Canada's manufacturing sector extended its recovery to a fourth month, adding to evidence the economy is rebounding from a weak first quarter.
The Bank of Canada's decision to hold rates steady for a sixth consecutive meeting came as data showed factory shipments rose 1.3% to a record C$78.09 billion in May, supporting the central bank's view that growth broadened in the second quarter.
"The rise in manufacturing sales and surge in new and unfilled orders confirms the sector remains in a cyclical upswing despite the US administration's punitive tariffs targeted at specific sectors such as steel and aluminum," said Thomas Ryan, North America economist at Capital Economics.

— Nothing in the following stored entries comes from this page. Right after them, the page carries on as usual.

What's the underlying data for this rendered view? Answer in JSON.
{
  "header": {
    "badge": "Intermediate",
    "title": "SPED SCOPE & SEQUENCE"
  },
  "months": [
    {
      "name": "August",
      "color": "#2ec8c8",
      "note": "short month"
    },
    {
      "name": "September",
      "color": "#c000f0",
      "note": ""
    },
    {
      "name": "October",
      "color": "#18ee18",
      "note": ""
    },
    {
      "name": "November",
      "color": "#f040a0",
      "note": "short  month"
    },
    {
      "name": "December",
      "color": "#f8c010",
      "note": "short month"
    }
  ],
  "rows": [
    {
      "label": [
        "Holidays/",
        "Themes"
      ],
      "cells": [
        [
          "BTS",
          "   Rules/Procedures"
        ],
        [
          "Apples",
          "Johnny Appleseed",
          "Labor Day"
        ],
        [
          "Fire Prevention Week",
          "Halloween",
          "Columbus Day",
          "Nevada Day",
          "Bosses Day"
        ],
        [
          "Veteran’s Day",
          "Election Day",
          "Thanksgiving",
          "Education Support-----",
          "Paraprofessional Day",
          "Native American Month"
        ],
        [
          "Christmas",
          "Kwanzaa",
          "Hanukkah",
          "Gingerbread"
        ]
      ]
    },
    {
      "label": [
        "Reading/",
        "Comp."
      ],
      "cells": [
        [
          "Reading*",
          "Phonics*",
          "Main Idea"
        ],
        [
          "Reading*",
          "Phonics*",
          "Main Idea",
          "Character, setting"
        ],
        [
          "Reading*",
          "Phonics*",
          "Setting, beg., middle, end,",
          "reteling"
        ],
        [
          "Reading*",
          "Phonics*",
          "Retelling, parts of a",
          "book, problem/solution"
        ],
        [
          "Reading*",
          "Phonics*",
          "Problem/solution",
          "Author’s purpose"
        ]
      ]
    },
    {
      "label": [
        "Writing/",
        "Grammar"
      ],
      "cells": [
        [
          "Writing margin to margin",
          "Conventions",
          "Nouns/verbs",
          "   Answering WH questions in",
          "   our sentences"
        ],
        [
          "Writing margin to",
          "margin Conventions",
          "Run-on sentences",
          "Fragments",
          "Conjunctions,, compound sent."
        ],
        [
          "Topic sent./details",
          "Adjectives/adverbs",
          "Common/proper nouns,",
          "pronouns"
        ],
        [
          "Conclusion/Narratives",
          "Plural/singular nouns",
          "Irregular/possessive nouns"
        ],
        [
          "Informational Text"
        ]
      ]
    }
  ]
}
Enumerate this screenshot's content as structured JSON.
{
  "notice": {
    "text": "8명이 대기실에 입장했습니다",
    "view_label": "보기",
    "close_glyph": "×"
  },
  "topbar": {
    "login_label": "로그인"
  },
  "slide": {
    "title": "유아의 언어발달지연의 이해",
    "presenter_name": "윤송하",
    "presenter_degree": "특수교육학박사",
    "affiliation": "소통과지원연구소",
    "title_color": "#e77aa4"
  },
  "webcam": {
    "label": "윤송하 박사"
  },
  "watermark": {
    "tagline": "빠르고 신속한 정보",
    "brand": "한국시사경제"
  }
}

Sales volumes, which strip out price effects, increased 0.5% month-over-month and 2.8% from a year earlier, pointing to a tailwind for gross domestic product in May. Statistics Canada had previously estimated industry-level GDP edged up 0.1% in May, a second straight month of growth following a modest contraction in the first quarter. The central bank forecasts GDP expanded 2.5% in the second quarter.
The data suggest possible upside to the initial 0.1% growth estimate for May, according to Ryan. Combined with better-than-expected wholesale trade — which was flat against a forecast 0.7% decline — the manufacturing figures give the Bank of Canada room to maintain its pause on rates as it monitors trade negotiations with Washington and the re-escalation of conflict in the Middle East.
The monthly lift in manufacturing activity was led by transportation equipment and chemicals, more than offsetting weakness in electrical equipment, appliances and components. Motor vehicle sales jumped 11.8% in May, recovering from a 4.6% drop in April, and rose 9% year-over-year. Excluding the auto industry, sales overall were up 0.8% for the month.
Factory inventories climbed 0.5% to C$125.86 billion, the highest level on record and a fifth consecutive monthly increase. Unfilled orders surged 6.7% between April and May and 19.5% from a year earlier, while new orders rose 9.5% for the month and 26.1% from last year — signaling sustained demand despite trade headwinds.
Canadian wholesale trade was essentially unchanged in May at C$90.0 billion, following three consecutive months of gains. A drop in food and personal and household goods sectors balanced a lift in non-agricultural chemical and allied product industry sales. The flat result was stronger than Statistics Canada's advance estimate for a 0.7% slide, after upwardly revised growth of 1.4% in April.
The last time Canadian manufacturing sales posted four consecutive monthly increases was in the first half of 2023, when shipments rose 5.2% over the period before the sector entered a six-month contraction. The current run has lifted sales 6.8% since February, according to Statistics Canada data.
Bank of Canada Governor Tiff Macklem said in a speech that export growth has resumed and is expected to continue strengthening, and business investment is picking up. "Although the Canada-US-Mexico Agreement is now subject to annual reviews, more businesses report they are finding ways to navigate through the uncertainty," Macklem said.
The central bank expects inflation to ease gradually as global oil prices retreat from elevated levels and the economy to grow modestly near term, though officials point to still-heightened uncertainty as trade talks between Ottawa and Washington continue.
This article is for informational purposes only and does not constitute investment advice.